There's an old saying that rappers want to be ballers and ballers want to rappers, and one of the most popular ways musicians aim towards athletic stardom is by name-dropping basketball players in their songs. I'm not sure how that brings them any closer to the court, but it's at least a sign that these two groups operate in moderately similar worlds.

Few hits have been played on the radio more over the past year and change than Jay-Z's "Empire State of Mind," an ode to the City that Never Sleeps featuring a delectable Alicia Keys hook. (The preceding sentence wonderfully encapsulates why I am not a music writer.) In the song, Jay-Z name-drops LeBron James(notes), noted rogue of the NBA.

Even though that reference wasn't terribly offensive a few months ago, it's an issue now, especially in Cleveland.

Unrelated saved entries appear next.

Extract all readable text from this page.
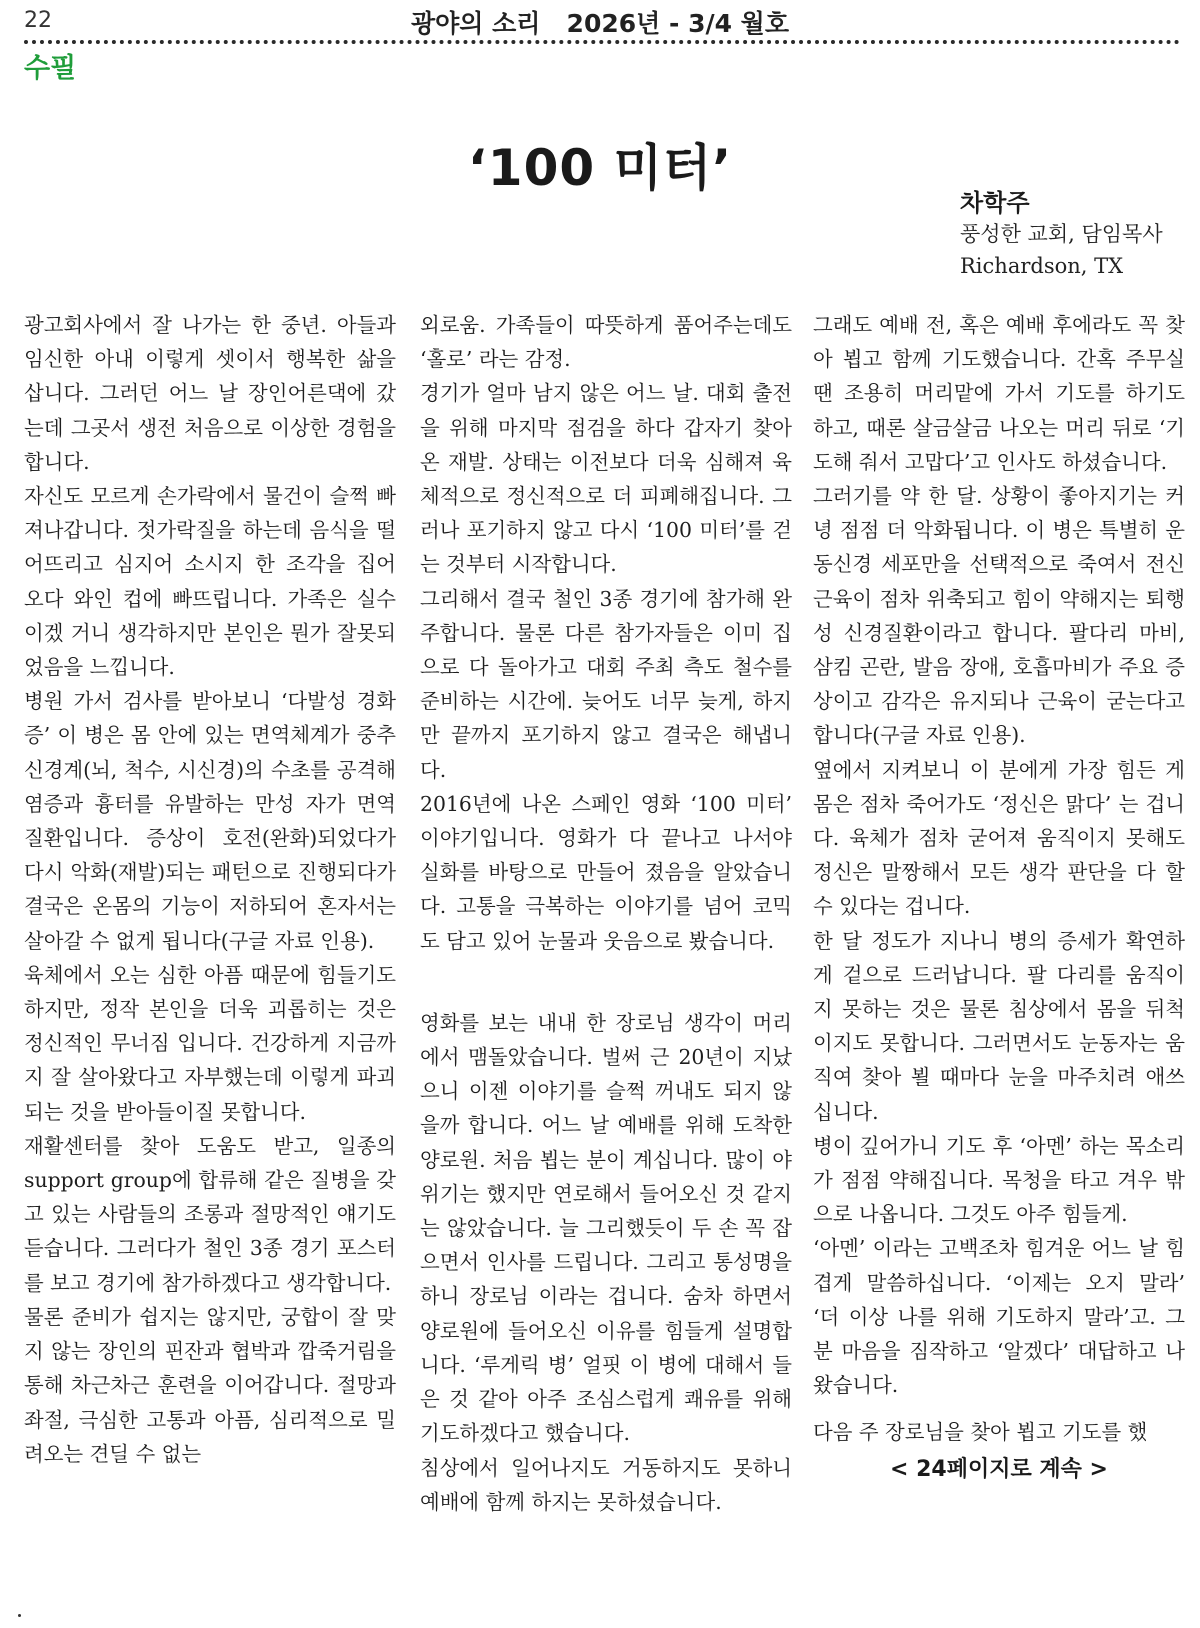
22	광야의 소리   2026년 - 3/4 월호
수필
‘100 미터’
차학주
풍성한 교회, 담임목사
Richardson, TX

광고회사에서 잘 나가는 한 중년. 아들과 임신한 아내 이렇게 셋이서 행복한 삶을 삽니다. 그러던 어느 날 장인어른댁에 갔는데 그곳서 생전 처음으로 이상한 경험을 합니다.

자신도 모르게 손가락에서 물건이 슬쩍 빠져나갑니다. 젓가락질을 하는데 음식을 떨어뜨리고 심지어 소시지 한 조각을 집어 오다 와인 컵에 빠뜨립니다. 가족은 실수 이겠 거니 생각하지만 본인은 뭔가 잘못되었음을 느낍니다.

병원 가서 검사를 받아보니 ‘다발성 경화증’ 이 병은 몸 안에 있는 면역체계가 중추신경계(뇌, 척수, 시신경)의 수초를 공격해 염증과 흉터를 유발하는 만성 자가 면역 질환입니다. 증상이 호전(완화)되었다가 다시 악화(재발)되는 패턴으로 진행되다가 결국은 온몸의 기능이 저하되어 혼자서는 살아갈 수 없게 됩니다(구글 자료 인용).

육체에서 오는 심한 아픔 때문에 힘들기도 하지만, 정작 본인을 더욱 괴롭히는 것은 정신적인 무너짐 입니다. 건강하게 지금까지 잘 살아왔다고 자부했는데 이렇게 파괴되는 것을 받아들이질 못합니다.

재활센터를 찾아 도움도 받고, 일종의 support group에 합류해 같은 질병을 갖고 있는 사람들의 조롱과 절망적인 얘기도 듣습니다. 그러다가 철인 3종 경기 포스터를 보고 경기에 참가하겠다고 생각합니다.

물론 준비가 쉽지는 않지만, 궁합이 잘 맞지 않는 장인의 핀잔과 협박과 깝죽거림을 통해 차근차근 훈련을 이어갑니다. 절망과 좌절, 극심한 고통과 아픔, 심리적으로 밀려오는 견딜 수 없는

외로움. 가족들이 따뜻하게 품어주는데도 ‘홀로’ 라는 감정.

경기가 얼마 남지 않은 어느 날. 대회 출전을 위해 마지막 점검을 하다 갑자기 찾아온 재발. 상태는 이전보다 더욱 심해져 육체적으로 정신적으로 더 피폐해집니다. 그러나 포기하지 않고 다시 ‘100 미터’를 걷는 것부터 시작합니다.

그리해서 결국 철인 3종 경기에 참가해 완주합니다. 물론 다른 참가자들은 이미 집으로 다 돌아가고 대회 주최 측도 철수를 준비하는 시간에. 늦어도 너무 늦게, 하지만 끝까지 포기하지 않고 결국은 해냅니다.

2016년에 나온 스페인 영화 ‘100 미터’ 이야기입니다. 영화가 다 끝나고 나서야 실화를 바탕으로 만들어 졌음을 알았습니다. 고통을 극복하는 이야기를 넘어 코믹도 담고 있어 눈물과 웃음으로 봤습니다.

영화를 보는 내내 한 장로님 생각이 머리에서 맴돌았습니다. 벌써 근 20년이 지났으니 이젠 이야기를 슬쩍 꺼내도 되지 않을까 합니다. 어느 날 예배를 위해 도착한 양로원. 처음 뵙는 분이 계십니다. 많이 야위기는 했지만 연로해서 들어오신 것 같지는 않았습니다. 늘 그리했듯이 두 손 꼭 잡으면서 인사를 드립니다. 그리고 통성명을 하니 장로님 이라는 겁니다. 숨차 하면서 양로원에 들어오신 이유를 힘들게 설명합니다. ‘루게릭 병’ 얼핏 이 병에 대해서 들은 것 같아 아주 조심스럽게 쾌유를 위해 기도하겠다고 했습니다.

침상에서 일어나지도 거동하지도 못하니 예배에 함께 하지는 못하셨습니다.

그래도 예배 전, 혹은 예배 후에라도 꼭 찾아 뵙고 함께 기도했습니다. 간혹 주무실 땐 조용히 머리맡에 가서 기도를 하기도 하고, 때론 살금살금 나오는 머리 뒤로 ‘기도해 줘서 고맙다’고 인사도 하셨습니다.

그러기를 약 한 달. 상황이 좋아지기는 커녕 점점 더 악화됩니다. 이 병은 특별히 운동신경 세포만을 선택적으로 죽여서 전신 근육이 점차 위축되고 힘이 약해지는 퇴행성 신경질환이라고 합니다. 팔다리 마비, 삼킴 곤란, 발음 장애, 호흡마비가 주요 증상이고 감각은 유지되나 근육이 굳는다고 합니다(구글 자료 인용).

옆에서 지켜보니 이 분에게 가장 힘든 게 몸은 점차 죽어가도 ‘정신은 맑다’ 는 겁니다. 육체가 점차 굳어져 움직이지 못해도 정신은 말짱해서 모든 생각 판단을 다 할 수 있다는 겁니다.

한 달 정도가 지나니 병의 증세가 확연하게 겉으로 드러납니다. 팔 다리를 움직이지 못하는 것은 물론 침상에서 몸을 뒤척이지도 못합니다. 그러면서도 눈동자는 움직여 찾아 뵐 때마다 눈을 마주치려 애쓰십니다.

병이 깊어가니 기도 후 ‘아멘’ 하는 목소리가 점점 약해집니다. 목청을 타고 겨우 밖으로 나옵니다. 그것도 아주 힘들게.

‘아멘’ 이라는 고백조차 힘겨운 어느 날 힘겹게 말씀하십니다. ‘이제는 오지 말라’ ‘더 이상 나를 위해 기도하지 말라’고. 그 분 마음을 짐작하고 ‘알겠다’ 대답하고 나왔습니다.

다음 주 장로님을 찾아 뵙고 기도를 했

< 24페이지로 계속 >
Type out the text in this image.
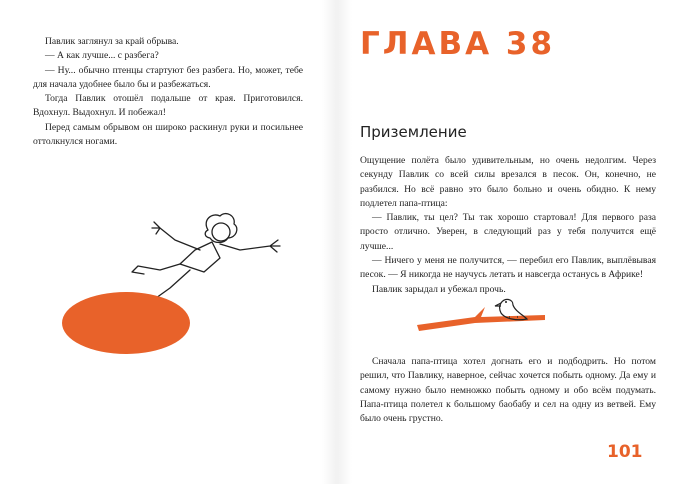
Павлик заглянул за край обрыва.

— А как лучше... с разбега?

— Ну... обычно птенцы стартуют без разбега. Но, может, тебе для начала удобнее было бы и разбежаться.

Тогда Павлик отошёл подальше от края. Приготовился. Вдохнул. Выдохнул. И побежал!

Перед самым обрывом он широко раскинул руки и посильнее оттолкнулся ногами.

ГЛАВА 38
Приземление

Ощущение полёта было удивительным, но очень недолгим. Через секунду Павлик со всей силы врезался в песок. Он, конечно, не разбился. Но всё равно это было больно и очень обидно. К нему подлетел папа-птица:

— Павлик, ты цел? Ты так хорошо стартовал! Для первого раза просто отлично. Уверен, в следующий раз у тебя получится ещё лучше...

— Ничего у меня не получится, — перебил его Павлик, выплёвывая песок. — Я никогда не научусь летать и навсегда останусь в Африке!

Павлик зарыдал и убежал прочь.

Сначала папа-птица хотел догнать его и подбодрить. Но потом решил, что Павлику, наверное, сейчас хочется побыть одному. Да ему и самому нужно было немножко побыть одному и обо всём подумать. Папа-птица полетел к большому баобабу и сел на одну из ветвей. Ему было очень грустно.

101
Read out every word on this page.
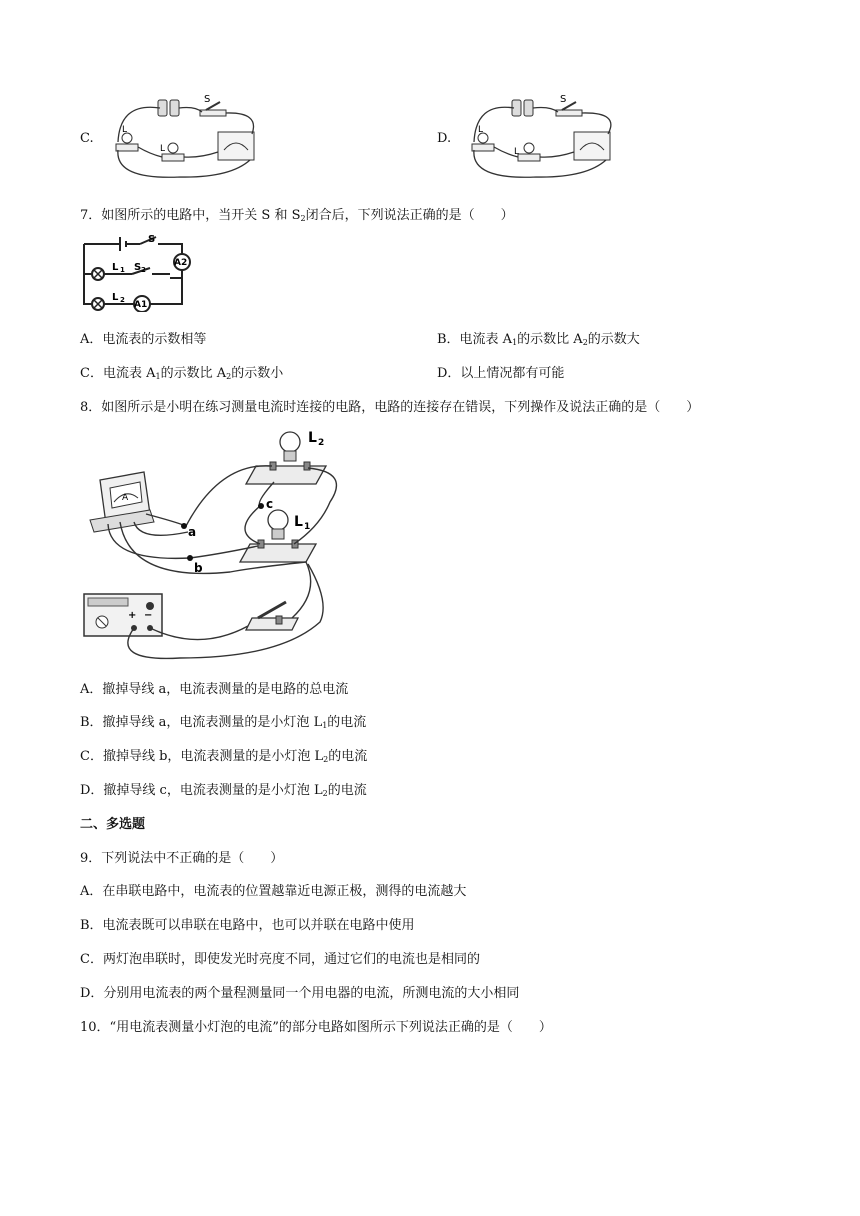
C.
S
L
L
D.
S
L
L
7．如图所示的电路中，当开关 S 和 $S_2$闭合后，下列说法正确的是（　　）
S
L 1 S 2
L 2
A2
A1
A．电流表的示数相等	B．电流表 $A_1$的示数比 $A_2$的示数大
C．电流表 $A_1$的示数比 $A_2$的示数小	D．以上情况都有可能
8．如图所示是小明在练习测量电流时连接的电路，电路的连接存在错误，下列操作及说法正确的是（　　）
L 2
L 1
A
+ −
a
b
c
A．撤掉导线 a，电流表测量的是电路的总电流
B．撤掉导线 a，电流表测量的是小灯泡 $L_1$的电流
C．撤掉导线 b，电流表测量的是小灯泡 $L_2$的电流
D．撤掉导线 c，电流表测量的是小灯泡 $L_2$的电流
二、多选题
9．下列说法中不正确的是（　　）
A．在串联电路中，电流表的位置越靠近电源正极，测得的电流越大
B．电流表既可以串联在电路中，也可以并联在电路中使用
C．两灯泡串联时，即使发光时亮度不同，通过它们的电流也是相同的
D．分别用电流表的两个量程测量同一个用电器的电流，所测电流的大小相同
10．“用电流表测量小灯泡的电流”的部分电路如图所示下列说法正确的是（　　）
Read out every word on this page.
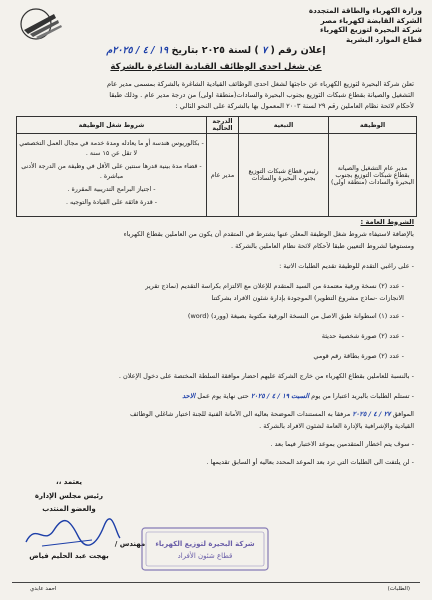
وزارة الكهرباء والطاقة المتجددة
الشركة القابضة لكهرباء مصر
شركة البحيرة لتوزيع الكهرباء
قطاع الموارد البشرية
إعلان رقم ( ٧ ) لسنة ٢٠٢٥ بتاريخ ١٩ / ٤ / ٢٠٢٥م
عن شغل احدى الوظائف القيادية الشاغرة بالشركة
تعلن شركة البحيرة لتوزيع الكهرباء عن حاجتها لشغل احدى الوظائف القيادية الشاغرة بالشركة بمسمى مدير عام
التشغيل والصيانة بقطاع شبكات التوزيع بجنوب البحيرة والسادات(منطقة اولى) من درجة مدير عام . وذلك طبقا
لأحكام لائحة نظام العاملين رقم ٢٩ لسنة ٢٠٠٣ المعمول بها بالشركة على النحو التالي :
الوظيفة	التبعية	الدرجة الحالية	شروط شغل الوظيفة
مدير عام التشغيل والصيانة بقطاع شبكات التوزيع بجنوب البحيرة والسادات (منطقة اولى)	رئيس قطاع شبكات التوزيع بجنوب البحيرة والسادات	مدير عام	- بكالوريوس هندسة أو ما يعادله ومدة خدمة في مجال العمل التخصصي لا تقل عن ١٥ سنة .

- قضاء مدة بينية قدرها سنتين على الأقل في وظيفة من الدرجة الأدنى مباشرة .

- اجتياز البرامج التدريبية المقررة .

- قدرة فائقة على القيادة والتوجيه .

الشروط العامة :
بالإضافة لاستيفاء شروط شغل الوظيفة المعلن عنها يشترط في المتقدم أن يكون من العاملين بقطاع الكهرباء
ومستوفيا لشروط التعيين طبقا لأحكام لائحة نظام العاملين بالشركة .
- على راغبي التقدم للوظيفة تقديم الطلبات الاتية :
- عدد (٢) نسخة ورقية معتمدة من السيد المتقدم للإعلان مع الالتزام بكراسة التقديم (نماذج تقرير
الانجازات -نماذج مشروع التطوير) الموجودة بإدارة شئون الافراد بشركتنا
- عدد (١) اسطوانة طبق الاصل من النسخة الورقية مكتوبة بصيغة (وورد) (word)
- عدد (٢) صورة شخصية حديثة
- عدد (٢) صورة بطاقة رقم قومي
- بالنسبة للعاملين بقطاع الكهرباء من خارج الشركة عليهم احضار موافقة السلطة المختصة على دخول الإعلان .
- تستلم الطلبات بالبريد اعتبارا من يوم السبت ١٩ / ٤ / ٢٠٢٥ حتى نهاية يوم عمل الاحد
الموافق ٢٧ / ٤ / ٢٠٢٥ مرفقا به المستندات الموضحة بعاليه الى الأمانة الفنية للجنة اختيار شاغلي الوظائف
القيادية والإشرافية بالإدارة العامة لشئون الافراد بالشركة .
- سوف يتم اخطار المتقدمين بموعد الاختبار فيما بعد .
- لن يلتفت الى الطلبات التي ترد بعد الموعد المحدد بعاليه أو السابق تقديمها .
يعتمد ،،
رئيس مجلس الإدارة
والعضو المنتدب
مهندس /
بهجت عبد الحليم فياض
شركة البحيرة لتوزيع الكهرباء
قطاع شئون الأفراد
احمد عابدي	(الطلبات)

Enough so that one area DJ has decided to cut James' name out of the song entirely. Waiting for Next Year explains:

In the Jay-Z/Alicia Keys hit "Empire State of Mind," the folks behind the scenes at Cleveland's KISS FM affiliate have decided to edit the word "LeBron" as found within the song's second verse. What was once "[If] Jeezy's paying LeBron, I'm paying Dwyane Wade(notes)" -- a reference towards the purchase price of an illegal drug -- is now relatively indecipherable as the two-time NBA MVP's name is edited -- or as female hip-hop star Missy Elliot calls, "flipped and reversed."

WFNY caught up with the man behind the decision, night time disc jockey ("Java") Joel Murphy, to discuss the move. Murphy tells us that the decision was more of an epiphany, but its one that the station feels resonates well with Clevelanders given their well-documented feelings towards the departed James.

"I was playing the song and realized that the word "LeBron" is as offensive to some people as the ‘Seven Words You Can't Say On The Radio,'" said Murphy. "Anytime one of those words shows up in a song, we either bleep it, cut it out completely or obscure it by flipping it backwards. So, I suggested to our programming dept that we should treat the name "LeBron" similarly."

There you have it: LeBron is now Cleveland's version of Voldemort, to the point where his name can't even be uttered in a popular song that's played on radio stations every hour more than a year after its release. Why not just play Carly Simon's "You're So Vain" instead and say it's about LeBron instead of Warren Beatty, or David Geffen, or whichever hot rumor is around about that song's origins these days? (No, I am not 56 years old, but thanks for asking.)

Never mind that the lyric in question now makes no sense without LeBron's name (although it has made little sense anyway since James changed his jersey number from "23" to "6"), or that the Federal Communications Commission has never fined a radio station for broadcasting a name without legitimate obscenities. Imagine if fans in Dallas decided to edit "Van Exel" out of Jay-Z's verse in his wife Beyonce's "Crazy in Love," or if Boston fans tried to cut around Magic Johnson's scenes in the video for Michael Jackson's "Remember the Time." Does that seem like a mature thing to do?

I realize that the LeBron situation is different from those of most players in cities that hate them, but I also hope that Cleveland fans don't think all their uproar over his departure makes them more sympathetic to outsiders. It's one thing to talk smack to the man when he's in a basketball-related context, but it's another to act like he doesn't even exist. In 15 years, when LeBron is retired, will any of these actions look good? It seems much more likely that they'll look like poorly directed forms of revenge and rage.